Crown421 commented 3 years ago

Tbh, the rules in question should probably all be declared no-ops from an AD perspective using @non_differentiable, which will also fix the problem (I suspect that they were written before we had @non_differentiable available to us) but widening the set of acceptable cotangnets from AbstractMatrix to Any will solve the problem for now.

After some bad handling of of git on my part, I have now made some changes, I hope I understood correctly what you suggested.

willtebbutt commented 3 years ago

Looks like it's nearly there. Just also needs the same kind of modification here if I'm interpretting the CI logs correctly.

Crown421 commented 3 years ago

Looks like it's nearly there. Just also needs the same kind of modification here if I'm interpretting the CI logs correctly.
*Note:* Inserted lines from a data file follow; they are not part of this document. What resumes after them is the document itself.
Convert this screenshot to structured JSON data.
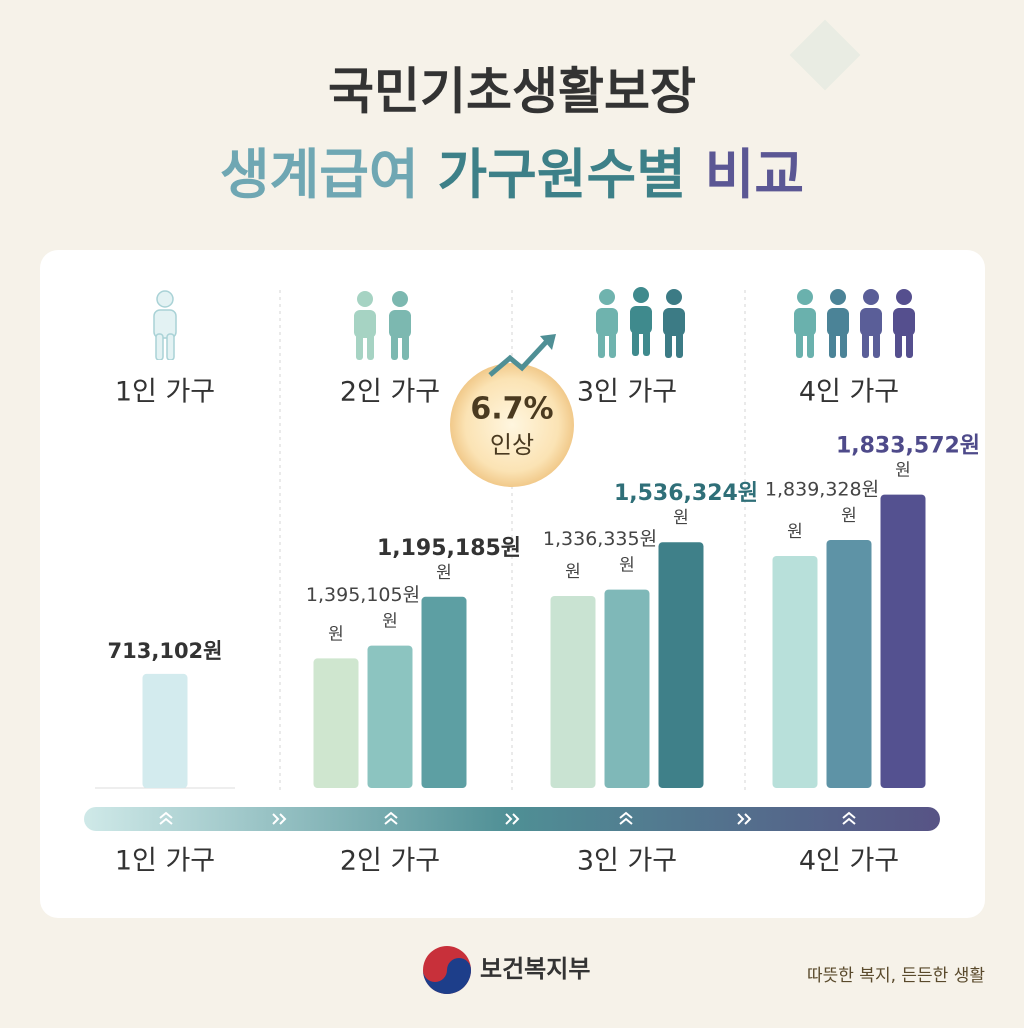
{
  "chart_data": {
    "type": "bar",
    "title": "국민기초생활보장",
    "subtitle_parts": [
      "생계급여",
      "가구원수별",
      "비교"
    ],
    "subtitle_colors": [
      "#6fa7b3",
      "#3d8088",
      "#5b5794"
    ],
    "ylim": [
      0,
      2000000
    ],
    "groups": [
      {
        "label": "1인 가구",
        "values": [
          713102
        ],
        "value_labels": [
          "713,102원"
        ],
        "colors": [
          "#d3ebee"
        ]
      },
      {
        "label": "2인 가구",
        "values": [
          810000,
          890000,
          1195185
        ],
        "value_labels": [
          null,
          null,
          "1,195,185원"
        ],
        "units": [
          "원",
          "원",
          "원"
        ],
        "note": "1,395,105원",
        "colors": [
          "#cfe6cf",
          "#8cc4c0",
          "#5d9fa3"
        ]
      },
      {
        "label": "3인 가구",
        "values": [
          1200000,
          1240000,
          1536324
        ],
        "value_labels": [
          null,
          null,
          "1,536,324원"
        ],
        "units": [
          "원",
          "원",
          "원"
        ],
        "note": "1,336,335원",
        "colors": [
          "#c9e3d2",
          "#7fb8b8",
          "#3f8089"
        ],
        "label_color": "#2f6f78"
      },
      {
        "label": "4인 가구",
        "values": [
          1450000,
          1550000,
          1833572
        ],
        "value_labels": [
          null,
          null,
          "1,833,572원"
        ],
        "units": [
          "원",
          "원",
          "원"
        ],
        "note": "1,839,328원",
        "colors": [
          "#b8e0da",
          "#5e93a6",
          "#545190"
        ],
        "label_color": "#4e4a8a"
      }
    ],
    "axis_labels": [
      "1인 가구",
      "2인 가구",
      "3인 가구",
      "4인 가구"
    ],
    "badge": {
      "text": "6.7%",
      "caption": "인상"
    },
    "footer": {
      "org": "보건복지부",
      "slogan": "따뜻한 복지, 든든한 생활"
    }
  }
}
Ok, tests are passing now. I should be ready to merge now I think (I don't have permission to merge).

willtebbutt commented 3 years ago

Great. @Crown421 I've invited you to join the org. Please just make sure to have read the first bit of the ColPrac 🙂 if you've not already.

DhairyaLGandhi commented 3 years ago

This doesn't seem great for Zygote flexibility wise. It shouldn't be returning ChainRules types since most rules shouldn't be written to handle them. We should convert these to Zygote friendly types where something like this happens.

willtebbutt commented 3 years ago

Sorry @DhairyaLGandhi I don't follow. Which bit in particular are you referring to?

DhairyaLGandhi commented 3 years ago

Needing to have adjoints be aware of (/explicitly handle) ChainRules's types, I mean.

willtebbutt commented 3 years ago

Oh, but we're just writing rrules, so we should only have to worry about ChainRules types, no?